Dalam kasus Ahok saya percaya bahwa dia tidak menghina agama Islam. Saya juga yakin teman, sahabat, dan saudara saya yang lain yang muslim sekalipun, banyak yang berpendapat Ahok tidak menghina agama. Hukum (proses pengadilan yang sedang berjalan) sedang diuji kapabilitasnya. Dibalik hukum ada manusia, dan manusia adalah mahkluk paling lemah di antara sesamanya. Jadi manusia penegak hukum, dalam kasus pengadilan penghinaan agama, sangat ambigu. Masih bisakah kita mempercayai proses hukum dalam konteks suasana dualisme dan ambigu. Masih! Yaitu membac “motif”. Gampangnya yaitu “apakah Ahok memiliki motif menghina agama”. Motif selalu kontekstual dan memiliki kesejarahan. Kalau ada ahli agama (Islam) yang sudah berpendapat Ahok tidak menghina agama, kalau ada ahli bahasan yang sudah berkesimpulan konteks ucapan Ahok tidak bermaksud menghina agama, kalau masyarakat dimana Ahok kampanye sendiri tidak merasa bahwa Ahok tidak menghina mereka....lantas bagaimam na kita belum bisa menyimpulkan tentang kasus Ahok ini?

***

Kasus Ahok, dengan rekayasa politik agama, telah mengajarkan hal paling buruk dalam etika berwarga negara dan bernegara.
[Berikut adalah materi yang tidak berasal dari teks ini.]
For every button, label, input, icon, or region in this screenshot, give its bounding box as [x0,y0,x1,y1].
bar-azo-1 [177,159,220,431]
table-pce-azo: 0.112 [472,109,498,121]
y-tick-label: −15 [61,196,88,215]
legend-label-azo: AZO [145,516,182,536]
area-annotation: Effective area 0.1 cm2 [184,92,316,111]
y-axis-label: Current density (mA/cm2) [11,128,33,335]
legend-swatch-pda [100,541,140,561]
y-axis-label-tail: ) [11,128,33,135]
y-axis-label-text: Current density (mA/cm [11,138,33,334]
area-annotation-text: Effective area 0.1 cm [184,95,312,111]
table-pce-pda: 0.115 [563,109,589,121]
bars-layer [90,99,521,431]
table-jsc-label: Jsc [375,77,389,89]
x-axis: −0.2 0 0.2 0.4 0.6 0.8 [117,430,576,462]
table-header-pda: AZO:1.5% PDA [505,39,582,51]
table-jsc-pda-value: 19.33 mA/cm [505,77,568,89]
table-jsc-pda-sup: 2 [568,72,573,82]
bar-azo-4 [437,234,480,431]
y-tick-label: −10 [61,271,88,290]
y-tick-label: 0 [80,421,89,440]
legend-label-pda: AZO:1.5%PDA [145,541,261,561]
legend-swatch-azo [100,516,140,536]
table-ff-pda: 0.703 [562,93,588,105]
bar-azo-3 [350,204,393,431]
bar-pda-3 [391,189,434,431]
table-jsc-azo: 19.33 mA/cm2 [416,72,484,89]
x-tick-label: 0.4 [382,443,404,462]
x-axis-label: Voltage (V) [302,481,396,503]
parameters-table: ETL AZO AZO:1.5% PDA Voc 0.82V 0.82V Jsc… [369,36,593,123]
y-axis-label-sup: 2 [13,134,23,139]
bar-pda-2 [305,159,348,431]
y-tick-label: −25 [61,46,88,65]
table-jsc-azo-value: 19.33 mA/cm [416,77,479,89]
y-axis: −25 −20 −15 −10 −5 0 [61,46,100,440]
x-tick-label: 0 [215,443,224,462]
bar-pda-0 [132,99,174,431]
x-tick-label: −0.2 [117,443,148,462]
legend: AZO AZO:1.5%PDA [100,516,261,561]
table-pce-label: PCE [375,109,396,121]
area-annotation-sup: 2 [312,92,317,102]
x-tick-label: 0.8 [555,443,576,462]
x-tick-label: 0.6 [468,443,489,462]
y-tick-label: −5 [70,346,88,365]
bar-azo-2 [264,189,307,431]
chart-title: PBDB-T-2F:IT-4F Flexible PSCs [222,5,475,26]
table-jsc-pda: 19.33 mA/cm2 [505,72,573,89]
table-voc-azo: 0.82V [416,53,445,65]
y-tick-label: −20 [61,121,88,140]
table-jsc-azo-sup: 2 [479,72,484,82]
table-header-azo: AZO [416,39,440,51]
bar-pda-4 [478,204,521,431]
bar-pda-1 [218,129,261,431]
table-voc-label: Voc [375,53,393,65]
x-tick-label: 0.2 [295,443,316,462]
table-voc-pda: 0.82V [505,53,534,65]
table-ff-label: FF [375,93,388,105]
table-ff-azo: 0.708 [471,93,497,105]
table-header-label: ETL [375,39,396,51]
Pertama, demonstrasi menjadi media pengadilan jalanan. Lihat saja taksi konvensional demo besar-besaran terhadap taksi on-line. Tentu trend pengadilan jalanan semacam ini akan berlanjut dengan persoalan-persoalan lain. Kedua, kita antar umat agama individual menjadi amat takut bercanda atau sekedar bikin lelucon dengan tema-tema agama. Lelucon bisa dibedakan dengan motif buruk. Sesungguhnya banyak sekali lelucon-lelucon yang bernuansa perbedaan agama, dan bahkan Gusdur pun memiliki lelucon tentang itu. Semua itu menyegarkan. Membikin kita makin dewasa mensikapi agama yang disandang kita masing-masing. Ketiga, kasus politisasi agama dalam kasus Ahok telah meninggalkan “api dalam sekam” antar etnis dan agama di Indonesia. Gerakan-gerakan menumbuhkan kembali toleransi begitu gencar, yang membuktikan bahwa mosaik hati rasa beragama antar individu di Indonesia sudah retak berkeping-keping tinggal menunggu menyulut api kemarahan.


Namun begitu saya masih memiliki harapan yang amat kuat bahwa kita adalah bangsa yang harmonis. Sejarah dibeberapa kelompok masyarakat membutkikan hal itu, dengan kehidupan toleransi dan harmonisasi yang kuat beratur-ratus tahun. Saya ingin mengambil satu saja contoh di masyarakat Larantuka misalnya, dengan budaya prosesi “Tuan Ma”. Prosesi budaya yang berbasis agama Katolik ini, jangan hanya dilihat inklusif tapi harus dilihat konteks dalam masyarakat lebih luas. Umat muslim ternyata ikut terlibat amat besar dalam proses itu untuk memastikan semuanya aman, memastikan prosesnya berjalan dengan mulus, mereka bahkan berseragam tertentu dan dengan sadar terlibat untuk melancarkan prosesi kudus bagi umat Katolik tersebut.


Jangan pernah bertanya mengapa umat muslim mau terlibat! Tetapi pertanyaan yang harus muncul di dalam diri kita adalah mengapa mereka bisa, dan saya tidak atau belum bisa melakukan hal serupa di masyarakat saya. Tidak perlu meniru apa yang terjadi di Larantuka itu, sebab semua modal ada dalam diri kita pribadi masing-masing (666).